The drawbacks of MAPTs include the following:
- Once you establish a MAPT, you forfeit the control of your assets. You really need to “trust” your “trustee.”
- Once you establish a MAPT, you forfeit the use of your assets. If you need money, you cannot take money out of a trust account. However, your trustee will be able to distribute money to your beneficiaries.
- The fees associated with preparing a MAPT are more costly than simply preparing a will that may address who will get your assets after your lifetime, (but don’t protect those assets if you need long term care during your lifetime).
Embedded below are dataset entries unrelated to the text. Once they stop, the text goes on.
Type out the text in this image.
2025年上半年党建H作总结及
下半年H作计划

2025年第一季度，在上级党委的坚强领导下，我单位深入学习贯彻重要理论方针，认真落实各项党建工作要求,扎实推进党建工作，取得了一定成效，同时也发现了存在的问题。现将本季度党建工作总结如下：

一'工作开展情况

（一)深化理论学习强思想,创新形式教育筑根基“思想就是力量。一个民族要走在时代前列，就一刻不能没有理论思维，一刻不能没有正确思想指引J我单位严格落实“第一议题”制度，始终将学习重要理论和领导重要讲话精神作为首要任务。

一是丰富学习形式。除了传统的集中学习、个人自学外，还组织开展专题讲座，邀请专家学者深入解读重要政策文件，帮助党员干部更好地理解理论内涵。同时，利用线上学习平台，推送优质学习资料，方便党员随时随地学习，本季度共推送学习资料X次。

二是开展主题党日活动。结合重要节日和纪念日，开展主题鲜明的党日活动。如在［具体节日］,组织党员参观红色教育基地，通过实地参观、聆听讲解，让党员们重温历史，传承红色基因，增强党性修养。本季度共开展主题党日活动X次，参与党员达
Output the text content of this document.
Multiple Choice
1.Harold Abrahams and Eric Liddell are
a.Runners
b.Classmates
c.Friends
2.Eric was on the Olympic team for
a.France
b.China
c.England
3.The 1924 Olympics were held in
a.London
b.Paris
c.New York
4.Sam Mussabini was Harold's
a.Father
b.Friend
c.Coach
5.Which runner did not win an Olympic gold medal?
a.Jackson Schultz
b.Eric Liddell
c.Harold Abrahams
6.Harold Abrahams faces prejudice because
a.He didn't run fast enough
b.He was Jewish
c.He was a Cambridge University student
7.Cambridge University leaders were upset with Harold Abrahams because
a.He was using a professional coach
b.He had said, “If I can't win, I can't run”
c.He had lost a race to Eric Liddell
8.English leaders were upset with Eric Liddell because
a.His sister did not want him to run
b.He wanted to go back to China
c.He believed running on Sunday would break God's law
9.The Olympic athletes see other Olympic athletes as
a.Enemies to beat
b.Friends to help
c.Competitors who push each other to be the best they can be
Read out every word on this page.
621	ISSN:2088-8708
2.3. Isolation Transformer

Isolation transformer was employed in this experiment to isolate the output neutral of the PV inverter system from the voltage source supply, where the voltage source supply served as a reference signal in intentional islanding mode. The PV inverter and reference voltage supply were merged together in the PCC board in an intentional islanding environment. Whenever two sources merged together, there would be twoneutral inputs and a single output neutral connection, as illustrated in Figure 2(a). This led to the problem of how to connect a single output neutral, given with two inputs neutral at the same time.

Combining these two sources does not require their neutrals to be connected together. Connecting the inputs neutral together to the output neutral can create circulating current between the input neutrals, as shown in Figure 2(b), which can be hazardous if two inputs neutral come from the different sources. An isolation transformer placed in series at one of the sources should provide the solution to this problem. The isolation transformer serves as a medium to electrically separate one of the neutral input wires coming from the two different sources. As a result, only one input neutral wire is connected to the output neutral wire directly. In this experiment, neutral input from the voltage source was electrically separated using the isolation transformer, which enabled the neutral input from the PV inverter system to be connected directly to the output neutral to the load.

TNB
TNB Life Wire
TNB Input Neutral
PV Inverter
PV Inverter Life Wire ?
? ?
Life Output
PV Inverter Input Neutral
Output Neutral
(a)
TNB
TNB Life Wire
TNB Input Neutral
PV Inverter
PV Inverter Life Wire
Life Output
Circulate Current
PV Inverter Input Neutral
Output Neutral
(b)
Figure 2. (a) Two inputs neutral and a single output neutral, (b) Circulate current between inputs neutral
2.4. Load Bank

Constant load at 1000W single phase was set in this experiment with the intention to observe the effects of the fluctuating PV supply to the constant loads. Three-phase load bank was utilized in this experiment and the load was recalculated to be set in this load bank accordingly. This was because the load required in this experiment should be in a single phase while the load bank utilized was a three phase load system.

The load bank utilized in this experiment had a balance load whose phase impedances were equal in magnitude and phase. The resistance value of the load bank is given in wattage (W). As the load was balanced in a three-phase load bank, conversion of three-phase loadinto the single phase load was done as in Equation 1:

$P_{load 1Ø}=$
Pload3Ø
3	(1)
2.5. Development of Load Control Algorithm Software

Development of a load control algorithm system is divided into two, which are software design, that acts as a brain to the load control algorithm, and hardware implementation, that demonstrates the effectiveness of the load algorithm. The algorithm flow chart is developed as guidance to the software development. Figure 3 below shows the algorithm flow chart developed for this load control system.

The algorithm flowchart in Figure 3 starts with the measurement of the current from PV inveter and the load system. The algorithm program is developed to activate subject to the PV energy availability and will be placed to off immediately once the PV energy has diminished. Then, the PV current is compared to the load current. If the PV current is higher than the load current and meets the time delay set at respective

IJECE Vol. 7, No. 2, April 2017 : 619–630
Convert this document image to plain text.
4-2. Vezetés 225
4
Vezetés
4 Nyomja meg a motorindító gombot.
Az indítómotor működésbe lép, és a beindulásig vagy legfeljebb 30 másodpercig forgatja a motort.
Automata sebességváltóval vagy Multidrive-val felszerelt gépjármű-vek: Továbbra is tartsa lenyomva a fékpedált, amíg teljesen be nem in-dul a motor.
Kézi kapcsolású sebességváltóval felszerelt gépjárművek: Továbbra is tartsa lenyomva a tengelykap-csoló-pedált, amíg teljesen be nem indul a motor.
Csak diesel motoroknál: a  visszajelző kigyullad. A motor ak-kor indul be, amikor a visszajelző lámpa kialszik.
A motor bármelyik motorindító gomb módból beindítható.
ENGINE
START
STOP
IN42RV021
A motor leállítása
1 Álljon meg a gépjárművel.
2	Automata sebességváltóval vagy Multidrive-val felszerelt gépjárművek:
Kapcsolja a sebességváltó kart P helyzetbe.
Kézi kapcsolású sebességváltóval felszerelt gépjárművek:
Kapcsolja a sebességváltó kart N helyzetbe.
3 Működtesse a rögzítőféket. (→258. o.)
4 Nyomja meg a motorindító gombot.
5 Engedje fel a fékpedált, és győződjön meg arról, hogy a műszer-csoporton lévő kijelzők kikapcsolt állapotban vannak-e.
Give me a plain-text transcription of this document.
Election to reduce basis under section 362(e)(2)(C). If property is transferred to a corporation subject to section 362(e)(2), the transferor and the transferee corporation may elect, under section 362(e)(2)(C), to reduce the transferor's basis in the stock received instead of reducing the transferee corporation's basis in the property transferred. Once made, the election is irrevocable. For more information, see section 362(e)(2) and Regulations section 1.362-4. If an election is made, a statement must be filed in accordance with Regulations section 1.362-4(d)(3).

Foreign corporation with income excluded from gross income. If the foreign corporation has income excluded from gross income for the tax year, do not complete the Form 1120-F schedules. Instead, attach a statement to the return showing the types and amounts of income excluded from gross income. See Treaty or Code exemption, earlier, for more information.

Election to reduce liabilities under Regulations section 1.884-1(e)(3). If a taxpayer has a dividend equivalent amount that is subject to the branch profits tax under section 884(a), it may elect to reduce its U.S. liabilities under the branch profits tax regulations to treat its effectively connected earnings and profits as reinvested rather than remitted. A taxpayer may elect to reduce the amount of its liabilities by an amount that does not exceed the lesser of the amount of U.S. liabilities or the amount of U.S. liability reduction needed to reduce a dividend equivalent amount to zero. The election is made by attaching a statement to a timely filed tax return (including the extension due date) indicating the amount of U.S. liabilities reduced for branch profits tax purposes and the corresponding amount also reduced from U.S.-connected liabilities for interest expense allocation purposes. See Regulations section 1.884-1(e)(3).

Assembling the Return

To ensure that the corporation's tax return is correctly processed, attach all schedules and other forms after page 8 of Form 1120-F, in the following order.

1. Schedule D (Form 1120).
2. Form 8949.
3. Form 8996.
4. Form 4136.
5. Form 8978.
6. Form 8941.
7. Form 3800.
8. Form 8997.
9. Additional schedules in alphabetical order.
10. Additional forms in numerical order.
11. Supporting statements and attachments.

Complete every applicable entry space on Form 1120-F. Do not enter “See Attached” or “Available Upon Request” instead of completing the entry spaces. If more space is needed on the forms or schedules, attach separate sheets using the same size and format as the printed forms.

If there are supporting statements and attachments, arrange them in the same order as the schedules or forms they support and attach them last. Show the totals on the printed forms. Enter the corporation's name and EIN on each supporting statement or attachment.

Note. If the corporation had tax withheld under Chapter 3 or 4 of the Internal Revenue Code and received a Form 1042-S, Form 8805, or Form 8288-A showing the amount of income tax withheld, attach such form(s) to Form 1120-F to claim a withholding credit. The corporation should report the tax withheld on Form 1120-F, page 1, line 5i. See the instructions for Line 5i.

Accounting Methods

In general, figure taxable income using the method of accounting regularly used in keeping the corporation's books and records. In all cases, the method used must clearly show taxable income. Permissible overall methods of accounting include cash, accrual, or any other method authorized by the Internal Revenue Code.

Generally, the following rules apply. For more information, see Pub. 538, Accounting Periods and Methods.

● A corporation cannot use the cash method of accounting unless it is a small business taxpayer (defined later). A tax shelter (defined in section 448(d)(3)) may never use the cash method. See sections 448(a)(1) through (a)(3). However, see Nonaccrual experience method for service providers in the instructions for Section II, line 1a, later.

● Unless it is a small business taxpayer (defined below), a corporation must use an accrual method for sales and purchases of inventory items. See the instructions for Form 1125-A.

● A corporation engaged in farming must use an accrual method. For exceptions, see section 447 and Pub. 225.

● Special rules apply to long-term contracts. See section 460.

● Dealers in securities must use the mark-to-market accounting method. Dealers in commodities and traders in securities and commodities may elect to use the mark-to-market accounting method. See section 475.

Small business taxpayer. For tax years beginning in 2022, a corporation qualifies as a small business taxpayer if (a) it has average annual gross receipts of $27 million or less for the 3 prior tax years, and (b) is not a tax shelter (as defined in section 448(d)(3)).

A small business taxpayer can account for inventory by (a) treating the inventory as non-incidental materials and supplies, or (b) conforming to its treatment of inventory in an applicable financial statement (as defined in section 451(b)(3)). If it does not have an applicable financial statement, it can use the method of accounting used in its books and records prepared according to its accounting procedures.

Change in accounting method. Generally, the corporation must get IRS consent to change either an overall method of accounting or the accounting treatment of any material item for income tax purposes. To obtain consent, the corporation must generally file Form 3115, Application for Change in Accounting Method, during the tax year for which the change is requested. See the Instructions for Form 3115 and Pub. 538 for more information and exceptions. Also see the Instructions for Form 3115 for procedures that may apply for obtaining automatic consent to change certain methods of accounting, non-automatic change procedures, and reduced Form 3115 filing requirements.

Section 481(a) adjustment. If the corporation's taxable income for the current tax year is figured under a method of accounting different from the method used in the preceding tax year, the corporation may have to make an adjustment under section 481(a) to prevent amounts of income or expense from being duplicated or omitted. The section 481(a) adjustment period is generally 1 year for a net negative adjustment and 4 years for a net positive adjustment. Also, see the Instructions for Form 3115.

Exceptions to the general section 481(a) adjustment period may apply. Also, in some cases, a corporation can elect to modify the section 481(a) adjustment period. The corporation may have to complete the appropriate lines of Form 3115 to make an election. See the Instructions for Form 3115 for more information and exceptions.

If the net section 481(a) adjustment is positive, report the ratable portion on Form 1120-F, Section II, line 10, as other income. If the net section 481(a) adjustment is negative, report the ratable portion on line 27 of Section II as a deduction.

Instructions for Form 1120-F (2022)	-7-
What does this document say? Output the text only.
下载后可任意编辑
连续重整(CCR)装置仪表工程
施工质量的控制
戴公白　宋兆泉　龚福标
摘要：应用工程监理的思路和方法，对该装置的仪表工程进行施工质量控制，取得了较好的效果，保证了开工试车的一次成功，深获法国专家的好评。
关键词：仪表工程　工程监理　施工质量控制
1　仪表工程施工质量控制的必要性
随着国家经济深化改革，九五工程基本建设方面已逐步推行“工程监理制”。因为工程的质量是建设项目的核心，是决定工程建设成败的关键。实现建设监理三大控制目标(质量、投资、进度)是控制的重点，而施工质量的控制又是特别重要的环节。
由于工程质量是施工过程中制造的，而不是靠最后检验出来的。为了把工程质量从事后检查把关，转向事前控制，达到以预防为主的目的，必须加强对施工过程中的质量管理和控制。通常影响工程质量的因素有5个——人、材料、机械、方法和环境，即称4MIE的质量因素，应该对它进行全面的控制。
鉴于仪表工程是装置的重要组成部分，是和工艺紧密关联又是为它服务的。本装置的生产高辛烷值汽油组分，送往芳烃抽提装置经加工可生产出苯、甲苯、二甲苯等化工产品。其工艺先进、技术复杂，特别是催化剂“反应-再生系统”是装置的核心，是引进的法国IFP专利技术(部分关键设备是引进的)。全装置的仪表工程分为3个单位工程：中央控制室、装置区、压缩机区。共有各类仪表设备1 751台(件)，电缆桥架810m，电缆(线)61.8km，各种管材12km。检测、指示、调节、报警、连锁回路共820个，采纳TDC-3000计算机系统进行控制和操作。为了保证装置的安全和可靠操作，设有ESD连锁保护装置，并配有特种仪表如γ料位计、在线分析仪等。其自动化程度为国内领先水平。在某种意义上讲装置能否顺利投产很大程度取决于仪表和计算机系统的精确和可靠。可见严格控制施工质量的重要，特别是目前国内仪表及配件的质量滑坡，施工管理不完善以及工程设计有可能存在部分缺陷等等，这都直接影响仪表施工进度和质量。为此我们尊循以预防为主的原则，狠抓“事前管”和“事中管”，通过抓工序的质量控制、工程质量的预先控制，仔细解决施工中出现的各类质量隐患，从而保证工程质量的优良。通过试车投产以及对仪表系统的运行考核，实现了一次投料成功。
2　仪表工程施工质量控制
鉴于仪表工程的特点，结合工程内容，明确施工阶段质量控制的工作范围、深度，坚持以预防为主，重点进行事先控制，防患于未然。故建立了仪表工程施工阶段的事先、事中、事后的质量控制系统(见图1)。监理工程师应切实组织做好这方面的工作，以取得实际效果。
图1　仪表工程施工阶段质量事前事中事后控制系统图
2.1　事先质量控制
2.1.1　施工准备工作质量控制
The Medicaid Asset Protection Trust is a main strategy, but not the only strategy when it comes to Medicaid planning. Further, it must be executed and implemented properly in order for it to actually be effective. It is crucial that it is established and administered under the close guidance of an elder law attorney that is familiar with these trusts as well as the Medicaid long term care eligibility process. In addition, there are situations where this planning is not necessarily the right strategy and therefore, as with any legal strategy, your particular situation, including the risks and benefits, should be carefully reviewed by an elder law attorney before proceeding.